Witajcie koleżanki, słonko od rana świeci budzi mnie promieniami prosto w gały i się tak dzień przynajmniej pozytywnie zaczyna :))
W końcu mam kompana do odchudzania, fakt faktem jest to tylko mój pies ale też musi zrzucić 15 kg a to nie mało.

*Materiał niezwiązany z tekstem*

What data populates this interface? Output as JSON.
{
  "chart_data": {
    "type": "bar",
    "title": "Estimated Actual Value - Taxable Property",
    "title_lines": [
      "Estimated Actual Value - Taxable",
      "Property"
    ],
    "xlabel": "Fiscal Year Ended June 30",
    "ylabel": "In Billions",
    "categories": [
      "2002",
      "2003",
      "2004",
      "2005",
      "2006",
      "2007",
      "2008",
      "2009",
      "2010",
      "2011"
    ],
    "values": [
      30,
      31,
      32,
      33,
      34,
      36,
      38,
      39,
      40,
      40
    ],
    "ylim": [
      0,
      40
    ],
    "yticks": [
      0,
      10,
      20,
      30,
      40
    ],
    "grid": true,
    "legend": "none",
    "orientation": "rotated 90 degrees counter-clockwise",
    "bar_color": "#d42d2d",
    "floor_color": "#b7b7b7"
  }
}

I tak sobie kilka razy dziennie idziemy na jakiś spacerek, ale niuńka szybko się męczy więc za daleko i za szybko chodzić nie mogę żebym jej nie zajechała :/ Ona jest czasami strasznie zmierzła i niespokojna a do tego zdarza jej się to co dawno jej się nie zdarzało czyli jakaś agresja względem innych ... czyżby to z głodu hmmm
kurpinka
18 kwietnia 2013, 09:48fajne taki towarzysz:) trzymam kciuki za wasze odchudzanie, piesek nie przyzwyczajony że nie ma papu to zły, ale pomału mu przejdzie
izkaduch87
16 kwietnia 2013, 09:39myslę, ze tak. My jak zmienialismy diete naszym psom bo za bardzo przytyły to były bardzo złośliwe i niegrzeczne, ale teraz wszystko sie unormowało z powrotem :):) Z psami to jak z człowiekiem, jak się mu coś zabierze, cos co sprawialo przyjemnosc np. czekolade to tez staje sie nerwowy i drażliwy :)
mala2580
16 kwietnia 2013, 09:12też miałam E, niestety coś za coś.. :o
boots.
16 kwietnia 2013, 09:10Pies to swietny kompan i odchudzania i życia :) sama mam psiaka i wiem, jak pomagają spacery szczególnie jeżeli chce się wyszczuplić uda :) Swojego zabiorę dzis na dłuuugi spacer :) Moja ma peeełno energii w sobie i nawet kiedy ja już jestem padnięta, ona dalej by szalała :) Pozdrawiam :)
ibiza1984
16 kwietnia 2013, 09:10Ależ Ci zazdroszczę takiego towarzysza :) Trzymajcie się dzielnie!